Matthew Elderfield on Mortgages
This post was written by Seamus Coffey
Financial Regulator, Matthew Elderfield made a speech yesterday to the Harvard Business School Alumni Club of Ireland. The speech dealt with several aspects of the ongoing mortgage crisis and can be read here (pdf here).
Two extracts worth considering are below the fold but there are lots of interesting elements to the speech.
First on the mortgage arrears crisis in general.
Our view is that mortgage arrears are likely to continue to rise throughout 2012. Also, as I will explain, it will likely take some time before the stock of arrears cases in the unsustainable category are resolved through loan modification, bankruptcy or non-judicial settlement mechanisms. This is not a problem susceptible to quick fixes or silver bullets but is going to take more time before the exact scale of the problem becomes clearer and certainly many years before it is resolved.
While the number of arrears and restructured cases is growing, the vast majority of customers are still meeting their mortgage obligations. This is in spite of the fact that many of them are in fact in negative equity: 40% of owner occupier homeowners are in negative equity but about 93% of negative equity borrowers are not in fact in arrears. This is an important point: negative equity does not equal arrears. Affordability is the key factor, at least at present. This is important from a policy perspective: frankly the Irish taxpayer does not have the financial resources to somehow eliminate or reduce negative equity in the mortgage market, either directly or through the banking system, but it does not need to do so in order to tackle arrears. Negative equity will I fear remain an unpleasant reality for many borrowers for years to come, but it is encouraging that in the vast majority of cases where customers can still afford to pay their mortgage that they are doing so. The biggest practical problem for home-owners with negative equity comes when they need to move house; as I will explain shortly, the Central Bank intends to take action to make it easier to obtain so-called negative equity mortgages, to help those who may need to move and can afford to but who are in negative equity
And second on the issue of unsustainable mortgages.

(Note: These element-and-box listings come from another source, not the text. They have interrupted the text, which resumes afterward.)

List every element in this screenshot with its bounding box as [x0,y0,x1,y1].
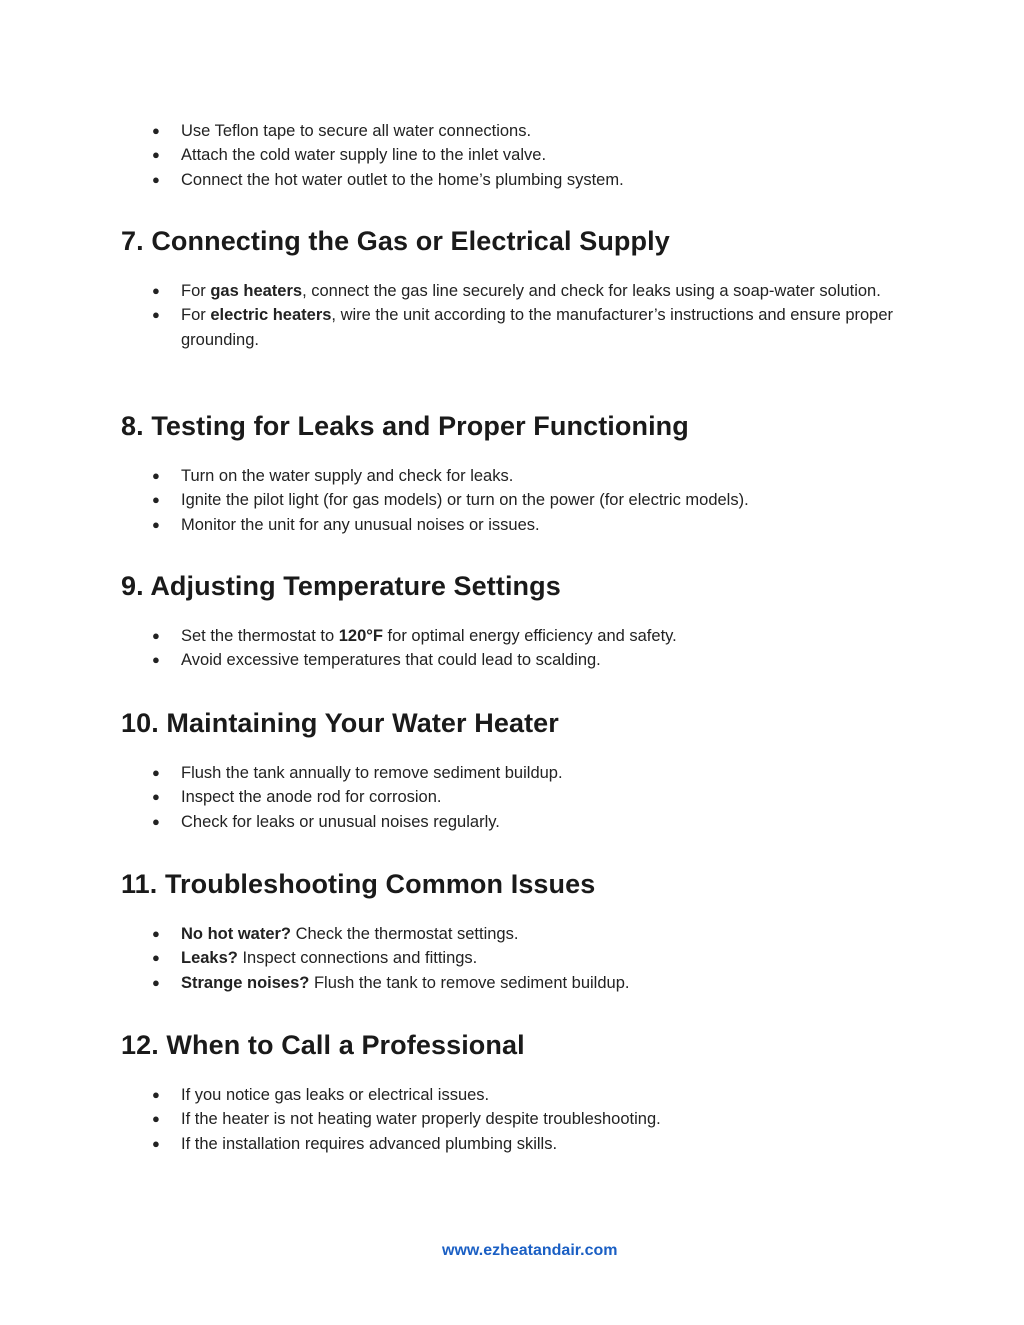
list-item: ● If the heater is not heating water properly despite troubleshooting. [0,1107,1024,1131]
bullet-icon: ● [152,789,160,805]
list-item: ● For gas heaters, connect the gas line securely and check for leaks using a soap-water solution. [0,279,1024,303]
section-call-professional [0,1029,1024,1156]
bullet-icon: ● [152,1087,160,1102]
bullet-icon: ● [152,652,160,668]
bullet-icon: ● [152,307,160,323]
bullet-icon: ● [152,628,160,643]
list-item: ● No hot water? Check the thermostat settings. [0,922,1024,946]
bullet-icon: ● [152,950,160,966]
section-gas-electrical-supply [0,225,1024,352]
list-item: ● If you notice gas leaks or electrical issues. [0,1083,1024,1107]
list-item: ● Leaks? Inspect connections and fittings. [0,946,1024,970]
section-heading: 10. Maintaining Your Water Heater [121,708,559,738]
bullet-icon: ● [152,516,160,532]
list-item: ● Strange noises? Flush the tank to remove sediment buildup. [0,971,1024,995]
bullet-icon: ● [152,926,160,941]
section-heading: 11. Troubleshooting Common Issues [121,869,596,899]
list-item: ● Connect the hot water outlet to the home’s plumbing system. [0,168,1024,192]
section-heading: 9. Adjusting Temperature Settings [121,571,561,601]
bullet-icon: ● [152,1135,160,1151]
list-item: ● Ignite the pilot light (for gas models) or turn on the power (for electric models). [0,488,1024,512]
bullet-icon: ● [152,468,160,483]
website-link[interactable]: www.ezheatandair.com [442,1242,618,1259]
bullet-icon: ● [152,147,160,163]
list-item: ● For electric heaters, wire the unit according to the manufacturer’s instructions and ensure proper grounding. [0,303,1024,352]
list-item: ● Inspect the anode rod for corrosion. [0,785,1024,809]
list-item: ● Check for leaks or unusual noises regularly. [0,810,1024,834]
bullet-icon: ● [152,1111,160,1127]
section-heading: 7. Connecting the Gas or Electrical Supply [121,226,670,256]
list-item: ● Flush the tank annually to remove sediment buildup. [0,761,1024,785]
section-testing-leaks [0,410,1024,537]
section-maintaining-heater [0,707,1024,834]
list-item: ● Set the thermostat to 120°F for optimal energy efficiency and safety. [0,624,1024,648]
section-troubleshooting [0,868,1024,995]
section-heading: 12. When to Call a Professional [121,1030,525,1060]
bullet-icon: ● [152,171,160,187]
section-heading: 8. Testing for Leaks and Proper Functioning [121,411,689,441]
section-temperature-settings [0,570,1024,673]
list-item: ● Attach the cold water supply line to the inlet valve. [0,143,1024,167]
bullet-icon: ● [152,492,160,508]
list-item: ● Monitor the unit for any unusual noises or issues. [0,513,1024,537]
bullet-icon: ● [152,813,160,829]
list-item: ● If the installation requires advanced plumbing skills. [0,1132,1024,1156]
bullet-icon: ● [152,123,160,138]
bullet-icon: ● [152,974,160,990]
bullet-icon: ● [152,765,160,780]
list-item: ● Avoid excessive temperatures that could lead to scalding. [0,648,1024,672]
list-item: ● Use Teflon tape to secure all water connections. [0,119,1024,143]
intro-bullet-list [0,119,1024,192]
list-item: ● Turn on the water supply and check for leaks. [0,464,1024,488]
bullet-icon: ● [152,283,160,298]
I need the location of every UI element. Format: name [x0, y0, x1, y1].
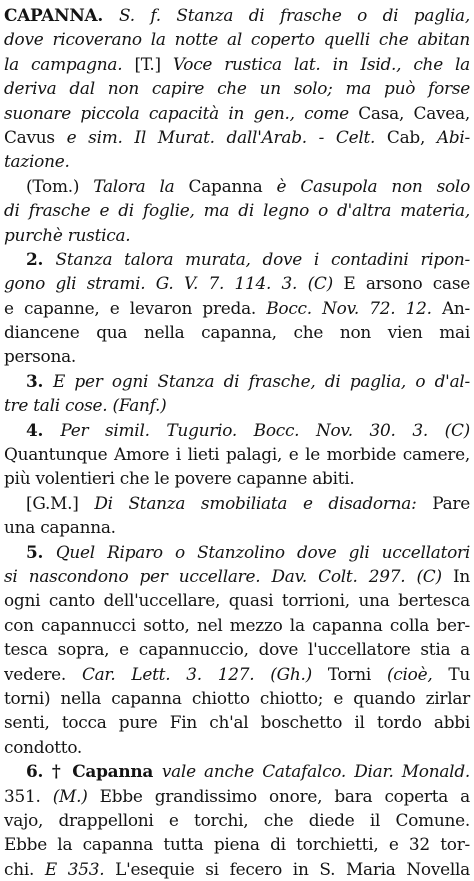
entry-heading-text: 5.: [26, 541, 56, 562]
entry-line: [4, 515, 470, 539]
entry-line: [4, 808, 470, 832]
dictionary-page: [4, 3, 471, 879]
entry-text: tesca sopra, e capannuccio, dove l'uccellatore stia a: [4, 639, 470, 660]
entry-text: Tu: [448, 663, 470, 684]
entry-text: una capanna.: [4, 517, 116, 538]
entry-italic-text: Abi-: [436, 126, 471, 147]
entry-heading-text: .: [97, 5, 120, 25]
entry-text: ogni canto dell'uccellare, quasi torrioni, una bertesca: [4, 590, 470, 611]
entry-italic-text: E per ogni Stanza di frasche, di paglia, o d'al-: [53, 370, 471, 391]
entry-text: An-: [441, 297, 470, 318]
entry-text: Ebbe grandissimo onore, bara coperta a: [99, 785, 470, 806]
entry-line: [4, 466, 470, 490]
entry-italic-text: tre tali cose. (Fanf.): [4, 395, 167, 416]
entry-heading-text: 2.: [26, 248, 56, 269]
entry-italic-text: tazione.: [4, 151, 70, 172]
entry-text: Cab,: [386, 126, 437, 147]
entry-italic-text: Di Stanza smobiliata e disadorna:: [94, 492, 433, 513]
entry-line: [4, 588, 470, 612]
entry-italic-text: suonare piccola capacità in gen., come: [4, 102, 359, 123]
entry-italic-text: (C): [307, 273, 344, 294]
entry-text: senti, tocca pure Fin ch'al boschetto il tordo abbi: [4, 712, 470, 733]
entry-italic-text: Car. Lett. 3. 127. (Gh.): [81, 663, 328, 684]
entry-line: [4, 832, 470, 856]
entry-heading-text: 4.: [26, 419, 61, 440]
entry-text: Ebbe la capanna tutta piena di torchietti, e 32 tor-: [4, 834, 470, 855]
entry-line: [4, 344, 470, 368]
entry-line: [4, 198, 470, 222]
entry-line: [4, 710, 470, 734]
entry-text: Capanna: [188, 175, 277, 196]
entry-text: In: [452, 565, 470, 586]
entry-line: [4, 637, 470, 661]
entry-line: [4, 296, 470, 320]
entry-text: E arsono case: [343, 273, 470, 294]
entry-italic-text: la campagna.: [4, 53, 135, 74]
entry-line: [4, 52, 470, 76]
entry-line: [4, 759, 470, 783]
entry-italic-text: vale anche Catafalco. Diar. Monald.: [161, 761, 470, 782]
entry-line: [4, 491, 470, 515]
entry-heading-text: CAPANNA: [4, 5, 98, 25]
entry-text: vedere.: [4, 663, 82, 684]
entry-line: [4, 784, 470, 808]
entry-line: [4, 149, 470, 173]
entry-italic-text: Voce rustica lat. in Isid., che la: [172, 53, 470, 74]
entry-text: Torni: [327, 663, 387, 684]
entry-text: chi.: [4, 858, 45, 879]
entry-text: vajo, drappelloni e torchi, che diede il Comune.: [4, 809, 470, 830]
entry-italic-text: purchè rustica.: [4, 224, 131, 245]
entry-text: (Tom.): [26, 175, 94, 196]
entry-text: 351.: [4, 785, 53, 806]
entry-italic-text: dove ricoverano la notte al coperto quelli che abitan: [4, 29, 470, 50]
entry-italic-text: Bocc. Nov. 72. 12.: [266, 297, 442, 318]
entry-italic-text: (cioè,: [386, 663, 449, 684]
entry-text: [T.]: [134, 53, 173, 74]
entry-italic-text: gono gli strami. G. V. 7. 114. 3.: [4, 273, 308, 294]
entry-line: [4, 101, 470, 125]
entry-line: [4, 3, 470, 27]
entry-text: condotto.: [4, 736, 83, 757]
entry-heading-text: 3.: [26, 370, 53, 391]
entry-text: torni) nella capanna chiotto chiotto; e quando zirlar: [4, 687, 470, 708]
entry-line: [4, 271, 470, 295]
entry-text: diancene qua nella capanna, che non vien mai: [4, 322, 470, 343]
entry-heading-text: 6. † Capanna: [26, 761, 162, 782]
entry-line: [4, 686, 470, 710]
entry-line: [4, 735, 470, 759]
entry-line: [4, 76, 470, 100]
entry-line: [4, 247, 470, 271]
entry-text: più volentieri che le povere capanne abiti.: [4, 468, 355, 489]
entry-text: con capannucci sotto, nel mezzo la capanna colla ber-: [4, 614, 470, 635]
entry-text: L'esequie si fecero in S. Maria Novella: [115, 858, 470, 879]
entry-line: [4, 125, 470, 149]
entry-text: Quantunque Amore i lieti palagi, e le morbide camere,: [4, 444, 470, 465]
entry-line: [4, 442, 470, 466]
entry-line: [4, 662, 470, 686]
entry-italic-text: deriva dal non capire che un solo; ma può forse: [4, 78, 470, 99]
entry-line: [4, 174, 470, 198]
entry-italic-text: e sim. Il Murat. dall'Arab. - Celt.: [66, 126, 387, 147]
entry-text: [G.M.]: [26, 492, 95, 513]
entry-line: [4, 320, 470, 344]
entry-line: [4, 393, 470, 417]
entry-text: Cavus: [4, 126, 67, 147]
entry-italic-text: E 353.: [44, 858, 116, 879]
entry-italic-text: è: [276, 175, 301, 196]
entry-text: persona.: [4, 346, 77, 367]
entry-italic-text: S. f. Stanza di frasche o di paglia,: [119, 5, 470, 25]
entry-line: [4, 857, 470, 881]
entry-line: [4, 27, 470, 51]
entry-line: [4, 564, 470, 588]
entry-italic-text: si nascondono per uccellare. Dav. Colt. 297. (C): [4, 565, 453, 586]
dictionary-entry-capanna: [4, 3, 470, 881]
entry-italic-text: Casupola non solo: [300, 175, 470, 196]
entry-italic-text: (M.): [52, 785, 100, 806]
entry-italic-text: Stanza talora murata, dove i contadini ripon-: [55, 248, 471, 269]
entry-italic-text: di frasche e di foglie, ma di legno o d'altra materia,: [4, 200, 470, 221]
entry-text: Pare: [432, 492, 470, 513]
entry-text: Casa, Cavea,: [358, 102, 470, 123]
entry-italic-text: Talora la: [93, 175, 189, 196]
entry-line: [4, 418, 470, 442]
entry-line: [4, 613, 470, 637]
entry-text: e capanne, e levaron preda.: [4, 297, 267, 318]
entry-italic-text: Quel Riparo o Stanzolino dove gli uccellatori: [55, 541, 471, 562]
entry-line: [4, 369, 470, 393]
entry-italic-text: Per simil. Tugurio. Bocc. Nov. 30. 3. (C): [60, 419, 471, 440]
entry-line: [4, 540, 470, 564]
entry-line: [4, 223, 470, 247]
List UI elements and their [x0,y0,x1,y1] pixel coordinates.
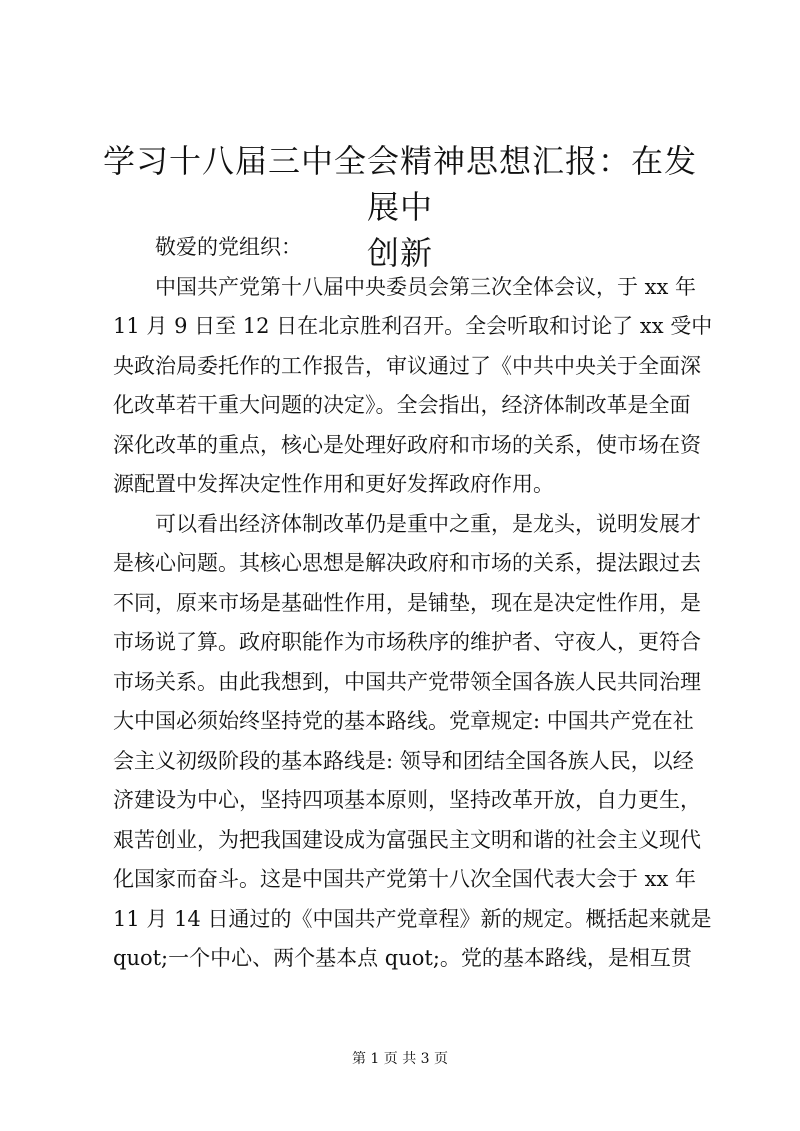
paragraph-2-line: quot;一个中心、两个基本点 quot;。党的基本路线，是相互贯 [113,946,692,970]
paragraph-2-line: 会主义初级阶段的基本路线是: 领导和团结全国各族人民，以经 [113,748,694,773]
paragraph-1-line: 央政治局委托作的工作报告，审议通过了《中共中央关于全面深 [113,353,701,378]
page-footer [0,1049,800,1069]
document-body [113,228,713,979]
paragraph-2-line: 艰苦创业，为把我国建设成为富强民主文明和谐的社会主义现代 [113,827,701,852]
paragraph-2-line: 不同，原来市场是基础性作用，是铺垫，现在是决定性作用，是 [113,590,701,615]
paragraph-1-line: 11 月 9 日至 12 日在北京胜利召开。全会听取和讨论了 xx 受中 [113,314,713,338]
paragraph-1-line: 深化改革的重点，核心是处理好政府和市场的关系，使市场在资 [113,432,701,457]
salutation: 敬爱的党组织： [155,235,302,259]
paragraph-2-line: 可以看出经济体制改革仍是重中之重，是龙头，说明发展才 [155,511,701,536]
paragraph-2-line: 11 月 14 日通过的《中国共产党章程》新的规定。概括起来就是 [113,906,712,931]
paragraph-2-line: 济建设为中心，坚持四项基本原则，坚持改革开放，自力更生， [113,788,701,812]
paragraph-1-line: 中国共产党第十八届中央委员会第三次全体会议，于 xx 年 [155,274,697,299]
paragraph-1-line: 化改革若干重大问题的决定》。全会指出，经济体制改革是全面 [113,393,691,417]
paragraph-2-line: 市场关系。由此我想到，中国共产党带领全国各族人民共同治理 [113,669,701,694]
page-number: 第 1 页 共 3 页 [351,1051,449,1067]
paragraph-1-line: 源配置中发挥决定性作用和更好发挥政府作用。 [113,472,554,496]
paragraph-2-line: 是核心问题。其核心思想是解决政府和市场的关系，提法跟过去 [113,551,701,575]
paragraph-2-line: 市场说了算。政府职能作为市场秩序的维护者、守夜人，更符合 [113,630,701,654]
title-line-2: 创新 [366,234,433,272]
paragraph-2-line: 大中国必须始终坚持党的基本路线。党章规定: 中国共产党在社 [113,709,694,733]
title-line-1: 学习十八届三中全会精神思想汇报：在发展中 [102,142,697,226]
paragraph-2-line: 化国家而奋斗。这是中国共产党第十八次全国代表大会于 xx 年 [113,867,697,891]
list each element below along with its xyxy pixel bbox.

I have mentioned unsustainable mortgages a lot – why are they so important? For a few reasons, I think. Let me start with consumer fairness. If a homeowner has a massive gap between their mortgage payments, even on an interest only basis, and what they can actually afford currently or prospectively, after taking a realistic assessment of future income and employment, then I am concerned that the very limited or transitory relief provided by standard forbearance techniques could just be putting that person deeper in debt. The homeowner may be building up a bigger and bigger shortfall, for example through interest capitalisation, which will eventually be owed when ownership of the home is ultimately lost. In other words, kicking the can down the road in the most difficult cases – where families are borderline insolvent - is unfair by adding to debt if there is in fact no realistic prospect that the standard forbearance is ultimately going to work.
For the borderline insolvent homeowner, loan modification will have consequences, perhaps such as partial loss of ownership or remaining liability for the warehoused component. Certainly there will have to be a commitment to stick to a very tight budget and to make significant adjustments to living standards. And it is important to be clear that there is no legal obligation on banks to modify loans in all cases and in some cases repossession or voluntary surrender will take place. In particular, delinquent borrowers who refuse to engage realistically with the lenders to reach and comply with an affordable modified payment plan can expect those consequences. Quite clearly this is not a question of mean-spirited lenders. The capital injected by the Government into the banks is to cover loan losses that cannot be avoided. It has not been calculated to provide for relief in respect of loans that borrowers are able to service.